On Friday, Sept. 6, the Centers for Disease Control (CDC) put out a new warning urging people to stop vaping as three more deaths related to smoking electronic cigarettes were confirmed in Indiana, Minnesota, and California. The number of deaths linked to vaping now stands at five, including two previously reported cases in Illinois and Oregon, and the CDC is taking action. According to a briefing held just a few hours before the announcement on Friday, officials are now investigating 450 cases of pulmonary disease that are being linked with e-cigarette use. Here's what you should know about the investigation.
According to a transcript of the Sept. 6 briefing, doctors and state officials are linking the 450 cases of severe lung illness in otherwise healthy individuals aged between 18 and 25 to the usage of vapes. Per the briefing, Dr. Dana Meaney Delman, who is the incident manager of the CDC’s response to this case, said that officials noticed a pattern linking e-cigarette use to the symptoms, which include coughing, shortness of breath, chest pain, nausea, and vomiting. She reported:
Patients reported similar symptoms, displayed similar clinical presentations and findings, and all reported using e-cigarette products in the 90 days prior to developing symptoms, most within a week or so before symptoms developed.
In light of the three new deaths linked to vaping, U.S. health officials said they believe some kind of chemical exposure is behind the illnesses and are currently looking into lab tests that show vitamin E acetate has been found in many of the e-cigarette cartridges that the victims had been using.
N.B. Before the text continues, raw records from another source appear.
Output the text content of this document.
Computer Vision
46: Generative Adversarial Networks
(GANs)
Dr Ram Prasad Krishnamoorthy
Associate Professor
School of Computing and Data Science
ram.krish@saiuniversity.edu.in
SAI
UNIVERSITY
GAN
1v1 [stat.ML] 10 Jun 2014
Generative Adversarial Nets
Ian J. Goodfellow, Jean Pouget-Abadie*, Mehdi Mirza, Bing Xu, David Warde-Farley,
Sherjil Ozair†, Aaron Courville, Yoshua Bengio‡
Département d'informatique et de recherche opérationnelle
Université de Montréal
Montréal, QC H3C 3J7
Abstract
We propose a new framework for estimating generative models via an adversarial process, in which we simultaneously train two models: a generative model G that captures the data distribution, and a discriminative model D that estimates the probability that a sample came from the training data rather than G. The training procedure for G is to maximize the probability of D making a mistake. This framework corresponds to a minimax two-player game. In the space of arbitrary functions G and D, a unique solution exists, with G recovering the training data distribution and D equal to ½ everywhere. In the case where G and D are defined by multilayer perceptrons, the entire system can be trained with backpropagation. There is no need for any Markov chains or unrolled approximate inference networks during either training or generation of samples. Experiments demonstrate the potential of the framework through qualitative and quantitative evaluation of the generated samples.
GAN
However, Mitch Zeller, director of the FDA’s Center for Tobacco Products, said that this was not the case across the board, and officials are still investigating other substances that were found in the 120 cartridges that they've been testing.
He said during the briefing, "No one substance or compound, including vitamin E acetate, has been identified in all the samples tested."
One factor that doctors reiterated during the briefing was that many of the cartridges contained marijuana or a combination of both THC and nicotine, though again, this was not the case across the board. They especially expressed concern for cartridges that are purchased off the streets and might contain unknown and potentially harmful substances.
However, at this time, no specific e-cigarette brand or chemical substance has been linked to all of the 450 cases, so people should try to avoid vaping until the CDC and other U.S. health officials are able to find more information about the mysterious illnesses.
"While this investigation is ongoing, people should consider not using e-cigarette products," Meaney-Delman continued as she outlined the CDC's recommendation. "People who do use e-cigarette products should monitor themselves for symptoms (for example, cough, shortness of breath, chest pain, nausea, and vomiting) and promptly seek medical attention for any health concerns."
The investigation is ongoing at this time, so I'd recommend sharing the news with your friends or acquaintances who vape to put that habit on the back burner until more information comes to light.